平成19年 年頭ごあいさつ

病院長 村 林 紘 二

 

 平成19年の年頭にあたり謹んでご挨拶申し上げます。さて新聞等の報道により既にご承知のことと存じますが、勤務医不足は急速に進み、当院も残念ながら神経内科医の確保が出来ないため休診することになりました。

 皆様には多大なご迷惑をお掛け致しますが、医師の確保が達成されるまでご容赦下さいます様お願い申し上げます。
 
 現在まで日本の医療は、勤務医の過重労働により支えられてきましたが、この傾向はとどまるところを知らず進行した結果、医師は疲弊し開業をはじめ他の職場に離れていくため、勤務医不足を来たしています。

 過重労働の最たるものは当直勤務です。

 受診者の大病院志向が進んだ結果、夜間や休日に余り緊急性のない受診者(一次救急患者)が押しかけるため、救急外来はごった返しています。

 このため直ちに入院や手術が必要な本来の救急患者(二次及び三次救急患者)の診療にも、影響をおよぼしている程です。

 一次救急患者は先ず地域のかかりつけ医を受診して頂き、その結果入院や専門的な処置が必要と判断された時に当院を紹介して頂くのが本来の姿であり、厚労省や日本医師会もこれを推奨しています。
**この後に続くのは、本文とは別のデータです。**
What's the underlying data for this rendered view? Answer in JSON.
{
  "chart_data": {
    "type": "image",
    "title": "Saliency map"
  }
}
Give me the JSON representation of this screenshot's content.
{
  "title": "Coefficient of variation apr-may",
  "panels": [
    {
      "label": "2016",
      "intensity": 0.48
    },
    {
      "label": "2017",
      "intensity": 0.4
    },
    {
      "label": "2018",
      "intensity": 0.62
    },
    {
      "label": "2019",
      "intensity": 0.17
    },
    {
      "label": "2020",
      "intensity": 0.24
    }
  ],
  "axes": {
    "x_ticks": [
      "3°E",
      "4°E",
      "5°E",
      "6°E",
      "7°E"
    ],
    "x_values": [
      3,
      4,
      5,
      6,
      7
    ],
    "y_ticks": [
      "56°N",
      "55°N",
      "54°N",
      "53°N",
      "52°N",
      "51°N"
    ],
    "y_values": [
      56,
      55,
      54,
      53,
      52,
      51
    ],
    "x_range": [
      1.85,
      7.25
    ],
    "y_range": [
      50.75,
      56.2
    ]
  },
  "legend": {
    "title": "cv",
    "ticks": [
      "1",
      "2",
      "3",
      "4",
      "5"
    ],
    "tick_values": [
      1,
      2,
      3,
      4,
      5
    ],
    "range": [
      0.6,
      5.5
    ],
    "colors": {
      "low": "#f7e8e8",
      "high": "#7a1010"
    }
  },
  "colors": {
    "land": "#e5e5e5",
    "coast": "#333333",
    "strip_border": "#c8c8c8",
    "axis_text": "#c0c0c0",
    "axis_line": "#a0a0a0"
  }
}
 通常の診療に於いてお願いしている病診連携のシステムを、夜間や休日にも同様にお願い申し上げます。

 勤務医がこれ以上減り続けますと、地域の安全な医療を保つことが出来なくなってしまいますので、よろしくご協力下さいますようお願い申し上げます。

 昨年10月に当院の移転計画を発表いたしました。平成23年に完成を目指して準備を進めています。

 当院は明治37年、伊勢市・古市に創立され、大正15年に現在地に移転して以来、約80年この地で発展させて頂きました。

 しかし老朽化が進みまた狭隘化も目立ち、更に三重県から耐震対策を指示されていることなどから、5年程前より改築の検討を始めました。

 現地は近鉄・宮町駅に近く利便性の点で申し分ないため、当初は現地での改築について種々の案を立てて詳細に検討して参りました。

 先ず旧学校を壊しその跡地に新棟を建て、その後次々に「壊しては建て、壊しては建て」という行程を繰り返していきますが、完成まで約9年かかる上、仮設の建物も必要となります。

 そのため工費が10〜20億円程度多く必要となり、その間駐車台数は約200台に縮小しなければいけなくなります。

 更に現在の規模の病院であっても現行の基準を満たすためには、延床面積を約1.5倍にしなければいけない関係上、13階建て以上にしなければいけなくなり日照権の問題が発生します。

 このような諸々の理由により現地での立て替えを諦め移転新築することと致しました。

 

「大淀海岸」    撮影 ・ 水崎 恒治 氏

 


 以上のような事情をご理解頂きご協力の程宜しくお願い申し上げます。 移転先は旧東洋紡工場跡地の北側約三分の一の部分であり、既に取得致しました。

 新病院は今後設計を行い平成21年に着工、23年には完成の予定です。現在地から約1km余り離れますがどうか宜しくお願い申し上げます。

 医療は非常に厳しい状況にあり明るい展望はありませんが、職員一同出来る限りのサービスを提供させて頂く所存ですので、本年もどうぞ宜しくお願い申し上げます。